This past summer, one of the tour companies in Tallinn allowed me the pleasure of guiding American cruise passengers. The company knew I hadn’t passed any of the guide exams, but they still gave me the job. On my first day of work I realized why.
“Where’s the bathroom?” two Americans cried in unison. The bus had just cleared the cruise pier and we weren’t two minutes into our tour. The women were close to seventy and had undoubtedly raised kids who’d pestered them with the same question. So I gave them the parental answer: “Didn’t you go before you left the boat?” They had. But they needed to go again.
“Is everything here uphill?” another asked when we parked near Pikk Hermann and slogged up Toompea. “I don’t like uphill.” Some were grossly overweight and it was hard to believe they’d read the brochure which makes it abundantly clear they’d have to walk several kilometers over uneven surfaces and climb a number of steps.
On Toompea, a bunch of them disappeared into a bathroom and suddenly my group had shrunk. The tour company doesn’t have a lot of rules, but a couple of them are cardinal: Keep the group happy, and return to the boat with the same number of tourists you started with.
“Why are we standing around?” a man demanded. I told him I wasn’t allowed to leave anyone behind. We would have to wait for them to return from the toilet.
“But that’s not fair to the rest of us!”
I admitted he was right.
“Hey,” a woman squared up to me in front of the group. “You have to tell us what to do. Order us around.”

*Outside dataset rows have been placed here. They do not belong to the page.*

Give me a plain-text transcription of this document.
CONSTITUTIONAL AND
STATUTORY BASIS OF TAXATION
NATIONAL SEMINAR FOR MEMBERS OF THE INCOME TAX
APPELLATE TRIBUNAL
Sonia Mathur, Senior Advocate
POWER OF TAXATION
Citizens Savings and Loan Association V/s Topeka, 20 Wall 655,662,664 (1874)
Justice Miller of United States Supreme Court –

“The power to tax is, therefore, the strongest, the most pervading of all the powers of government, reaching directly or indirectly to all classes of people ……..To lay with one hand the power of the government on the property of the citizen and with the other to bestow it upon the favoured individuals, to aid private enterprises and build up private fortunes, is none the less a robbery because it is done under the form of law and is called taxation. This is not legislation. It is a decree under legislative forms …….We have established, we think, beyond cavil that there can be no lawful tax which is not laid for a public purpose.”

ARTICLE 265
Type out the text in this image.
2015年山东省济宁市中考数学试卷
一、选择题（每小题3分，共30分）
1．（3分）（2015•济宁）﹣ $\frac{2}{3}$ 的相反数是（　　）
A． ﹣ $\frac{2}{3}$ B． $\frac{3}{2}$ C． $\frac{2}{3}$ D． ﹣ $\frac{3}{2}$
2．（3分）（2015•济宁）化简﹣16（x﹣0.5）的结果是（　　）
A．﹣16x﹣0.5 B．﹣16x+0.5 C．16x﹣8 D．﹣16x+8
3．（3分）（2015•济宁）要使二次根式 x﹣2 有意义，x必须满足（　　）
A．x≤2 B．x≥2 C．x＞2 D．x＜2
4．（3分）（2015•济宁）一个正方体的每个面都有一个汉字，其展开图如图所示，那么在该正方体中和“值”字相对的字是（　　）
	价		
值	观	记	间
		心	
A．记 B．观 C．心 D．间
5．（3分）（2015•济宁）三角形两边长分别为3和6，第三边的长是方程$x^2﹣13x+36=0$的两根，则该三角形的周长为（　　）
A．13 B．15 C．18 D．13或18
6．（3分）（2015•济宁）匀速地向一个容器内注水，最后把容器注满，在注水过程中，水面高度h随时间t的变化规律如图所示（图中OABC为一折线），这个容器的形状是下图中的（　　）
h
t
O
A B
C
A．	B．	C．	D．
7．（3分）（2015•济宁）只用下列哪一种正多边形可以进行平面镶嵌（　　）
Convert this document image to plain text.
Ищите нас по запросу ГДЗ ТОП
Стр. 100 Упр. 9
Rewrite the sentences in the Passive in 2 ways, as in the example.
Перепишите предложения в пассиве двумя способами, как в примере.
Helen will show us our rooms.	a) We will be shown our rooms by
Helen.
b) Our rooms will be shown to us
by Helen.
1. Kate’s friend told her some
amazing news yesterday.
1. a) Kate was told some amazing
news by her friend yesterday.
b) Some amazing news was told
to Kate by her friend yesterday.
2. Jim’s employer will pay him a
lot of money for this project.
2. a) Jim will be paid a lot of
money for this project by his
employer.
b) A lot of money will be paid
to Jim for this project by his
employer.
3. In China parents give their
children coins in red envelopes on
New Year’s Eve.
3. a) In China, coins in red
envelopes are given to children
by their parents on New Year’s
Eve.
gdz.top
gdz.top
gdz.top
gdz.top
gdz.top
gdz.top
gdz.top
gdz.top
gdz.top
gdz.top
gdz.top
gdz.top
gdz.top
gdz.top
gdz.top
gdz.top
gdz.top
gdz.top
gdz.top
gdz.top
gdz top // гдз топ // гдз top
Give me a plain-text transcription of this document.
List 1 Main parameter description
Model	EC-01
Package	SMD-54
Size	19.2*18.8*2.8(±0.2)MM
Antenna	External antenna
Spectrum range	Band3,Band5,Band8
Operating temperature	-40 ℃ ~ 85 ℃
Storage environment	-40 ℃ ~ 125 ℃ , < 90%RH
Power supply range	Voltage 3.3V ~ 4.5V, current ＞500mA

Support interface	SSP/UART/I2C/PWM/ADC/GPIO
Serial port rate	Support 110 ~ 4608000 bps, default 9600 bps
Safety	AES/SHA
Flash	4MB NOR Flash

“How old are you?” I asked.
“Sixty-eight,” she replied.
“I’m forty-three,” I said. “I’m not old enough to be your mother.” She dropped her hands from her hips. It was a direct hit. I turned from her and informed the group that I was here to talk about Estonia’s fascinating history, and if they wanted to listen they were welcome. But if they wanted to spend their time touring Tallinn’s toilets, I wasn’t going to wrestle them to prevent it. “If you want to leave, you can easily find your boat. Walk to the sea and look for the biggest object in the water.”
During the lunch break, I talked to a veteran Estonian guide who told me many guides won’t work with Americans because they behave like children. “I know it’s not easy,” he said. “But you really do have to boss them around. It’s what they want.”
After lunch, I took the guide’s advice and things improved. My new take-no-shit attitude worked wonders. The Americans filed right in, listened carefully, and a few even won my genuine respect by posing intelligent questions. I think they appreciated me for moving things along, but also for not trying to pretend that the Olympic Sailing Center is one of the Seven Wonders of the World. Instead, I pointed to the TOP Hotel and quoted P.J. O’Rourke on Soviet construction (“Commies love concrete, they just don’t know the recipe”). I told the story of how the clever Estonians used the Olympics to get Moscow’s money to fix up the Old Town. I explained the situation with Estonian pensions as we stood before Nevsky Cathedral’s begging babushkas (the tourists gave them coins), and I didn’t try to deny that most souvenirs are crap (“You’re right, Mrs. Finkelstein. Your granddaughter could make a better painting of Niguliste”). In Raekoja Plats, where you couldn’t beat the juxtaposition, I described Lasnamäe and why someone would have preferred to give up a regal home in the Old Town in exchange for a two-room flat with hot water and a flush toilet.
But despite my perceived success (the Americans tipped me well), I didn’t have the job long. Perhaps word got back to headquarters that I wasn’t telling the right stories. Perhaps I wasn’t subservient enough. But I thought the group appreciated it when I handed a woman an empty Coke bottle after she demanded the entire group return to the ship just so she could pee in a friendly toilet.
In the end, I didn’t mind losing the job. I’m not cut out for guiding. A good guide combines the patience of a kindergarten teacher with the discipline of a drill sergeant. He can stick to the program but deftly deflect questions about Estonia’s AIDS- or suicide-rate from an astonishingly well-read tourist. For better or worse, I don’t fit that description. Even my mother once told me I wasn’t cut out for diplomacy: One day, buster, your mouth is going to get you in a lot of trouble.
But I’m glad I tried the job. I acquired new skills. I’m now able to force-march forty American octogenarians up a hill they don’t want to climb. I mastered a tone of voice that makes a battalion snap to attention. And I learned Tallinn geography as only the elite few know it: I can tell you the precise longitude and latitude of every public and private toilet in the Old Town. And who wouldn’t find that useful?